Watching the competition between public cloud providers is like following a multi-party ping pong game – there’s a lot of back and forth. On Monday Google delivered a counterhit to rival Amazon, revealing upgrades to its infrastructure as a service (IaaS) offering, Google Compute Engine, as well as reduced storage pricing and enhanced European datacenter support.
When Google Compute Engine debuted in June, it supported just four standard instance types. In the coming weeks, Google will be rolling out 36 additional instance types, and pricing of the four original instances will be cut by 5 percent.
Google Product Management Director Jessie Jiang summarizes the new instance categories thusly:
- High Memory Instance – High performance instances tailored for applications that demand large amounts of memory.
- High CPU Instance – Reduced cost option when applications don’t require as much memory.
- Diskless Configurations – Lower cost options for applications that do not require ephemeral disk and can exclusively utilize persistent disk.
Google is also decreasing the cost of its standard storage offering by over 20 percent, from $0.12 per GB down to $0.095 per GB (for the first terabyte).
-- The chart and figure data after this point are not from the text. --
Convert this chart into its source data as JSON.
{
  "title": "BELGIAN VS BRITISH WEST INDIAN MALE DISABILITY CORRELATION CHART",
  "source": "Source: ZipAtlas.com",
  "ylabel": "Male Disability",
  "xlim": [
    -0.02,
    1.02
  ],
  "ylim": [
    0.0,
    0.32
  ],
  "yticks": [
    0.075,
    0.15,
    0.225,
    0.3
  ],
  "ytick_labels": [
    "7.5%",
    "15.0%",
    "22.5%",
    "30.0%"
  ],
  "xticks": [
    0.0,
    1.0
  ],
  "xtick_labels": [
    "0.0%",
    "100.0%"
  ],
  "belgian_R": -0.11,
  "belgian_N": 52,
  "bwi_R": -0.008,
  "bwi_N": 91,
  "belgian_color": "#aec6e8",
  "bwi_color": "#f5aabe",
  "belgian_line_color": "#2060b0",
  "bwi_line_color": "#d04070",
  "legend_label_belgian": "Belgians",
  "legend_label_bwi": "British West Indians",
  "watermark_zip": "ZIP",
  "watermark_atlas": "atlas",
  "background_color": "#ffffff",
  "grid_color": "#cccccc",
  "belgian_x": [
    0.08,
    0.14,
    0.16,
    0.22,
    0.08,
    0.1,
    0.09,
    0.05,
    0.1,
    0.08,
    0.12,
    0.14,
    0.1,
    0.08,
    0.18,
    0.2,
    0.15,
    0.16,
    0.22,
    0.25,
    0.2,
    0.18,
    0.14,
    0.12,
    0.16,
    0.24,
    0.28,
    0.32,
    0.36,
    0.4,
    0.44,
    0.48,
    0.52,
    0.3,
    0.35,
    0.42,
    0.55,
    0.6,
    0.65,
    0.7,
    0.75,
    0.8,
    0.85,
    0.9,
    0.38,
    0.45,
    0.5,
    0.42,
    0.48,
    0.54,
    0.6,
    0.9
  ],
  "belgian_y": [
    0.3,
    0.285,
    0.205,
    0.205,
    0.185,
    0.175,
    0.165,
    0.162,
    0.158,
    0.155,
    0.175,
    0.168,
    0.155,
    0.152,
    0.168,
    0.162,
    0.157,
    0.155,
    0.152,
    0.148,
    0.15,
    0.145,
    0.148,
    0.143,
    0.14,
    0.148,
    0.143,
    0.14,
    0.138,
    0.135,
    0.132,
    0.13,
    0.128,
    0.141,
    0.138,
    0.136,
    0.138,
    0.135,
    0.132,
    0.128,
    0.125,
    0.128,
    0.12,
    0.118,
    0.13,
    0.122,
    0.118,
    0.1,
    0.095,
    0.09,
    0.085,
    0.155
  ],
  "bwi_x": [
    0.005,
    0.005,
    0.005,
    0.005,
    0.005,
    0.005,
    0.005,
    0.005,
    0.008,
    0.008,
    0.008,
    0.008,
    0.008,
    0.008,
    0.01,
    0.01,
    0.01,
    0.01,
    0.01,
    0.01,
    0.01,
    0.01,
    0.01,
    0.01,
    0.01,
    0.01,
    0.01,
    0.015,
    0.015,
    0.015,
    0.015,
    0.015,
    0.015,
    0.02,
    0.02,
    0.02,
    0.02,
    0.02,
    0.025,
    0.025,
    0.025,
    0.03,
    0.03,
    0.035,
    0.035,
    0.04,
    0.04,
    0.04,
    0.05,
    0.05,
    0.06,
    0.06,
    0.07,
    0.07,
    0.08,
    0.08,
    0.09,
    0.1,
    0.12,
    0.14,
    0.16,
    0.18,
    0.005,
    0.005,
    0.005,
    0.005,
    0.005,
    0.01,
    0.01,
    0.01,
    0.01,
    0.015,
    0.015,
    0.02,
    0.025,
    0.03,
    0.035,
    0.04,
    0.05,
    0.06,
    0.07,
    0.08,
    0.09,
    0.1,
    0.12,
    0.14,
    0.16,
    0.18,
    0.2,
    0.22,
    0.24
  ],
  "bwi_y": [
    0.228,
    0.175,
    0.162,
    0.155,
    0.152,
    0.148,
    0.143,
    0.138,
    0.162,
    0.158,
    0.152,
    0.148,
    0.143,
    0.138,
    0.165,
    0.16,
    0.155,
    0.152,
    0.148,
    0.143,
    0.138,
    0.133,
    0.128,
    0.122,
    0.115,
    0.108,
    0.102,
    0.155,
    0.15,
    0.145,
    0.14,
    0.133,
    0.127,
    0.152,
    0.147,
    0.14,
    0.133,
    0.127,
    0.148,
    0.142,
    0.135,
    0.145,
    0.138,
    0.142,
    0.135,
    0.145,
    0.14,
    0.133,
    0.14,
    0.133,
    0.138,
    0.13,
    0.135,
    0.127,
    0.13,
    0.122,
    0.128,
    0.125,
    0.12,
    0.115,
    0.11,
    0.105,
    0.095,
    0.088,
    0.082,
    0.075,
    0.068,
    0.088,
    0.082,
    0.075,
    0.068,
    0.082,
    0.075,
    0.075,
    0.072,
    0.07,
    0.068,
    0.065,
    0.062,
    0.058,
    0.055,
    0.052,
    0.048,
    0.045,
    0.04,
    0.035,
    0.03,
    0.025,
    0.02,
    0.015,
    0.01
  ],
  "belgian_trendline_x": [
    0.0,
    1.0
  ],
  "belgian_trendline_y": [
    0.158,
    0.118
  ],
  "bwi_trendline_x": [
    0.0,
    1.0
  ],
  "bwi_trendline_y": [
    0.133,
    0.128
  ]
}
And for customers who are willing to trade data availability for a lower price point, Google is announcing Durable Reduced Availability (DRA) storage, at a cost of $0.07 per GB for the first TB.
Yet another new service, Object Versioning, is designed to help protect against accidental overwriting or deletion. And Persistent Disk Snapshotting, which lets users create backups that they can transfer around Google datacenters, is also in the works.
Google is actively seeking to expand its European presence. Google App Engine, Google Cloud Storage and Google Cloud SQL will be accessible from Europe-based datacenters with Google Compute Engine soon to follow.
Two weeks ago, the search giant announced enhancements to its MySQL database, Google Cloud SQL, including faster performance, larger databases (100GB), and EU availability.
The latest upgrades to Google’s cloud portfolio were unveiled the day before Amazon kicked off its first annual user conference, AWS re:Invent, in Las Vegas. Google Compute Engine is still in preview mode and no official launch date has been released by the company.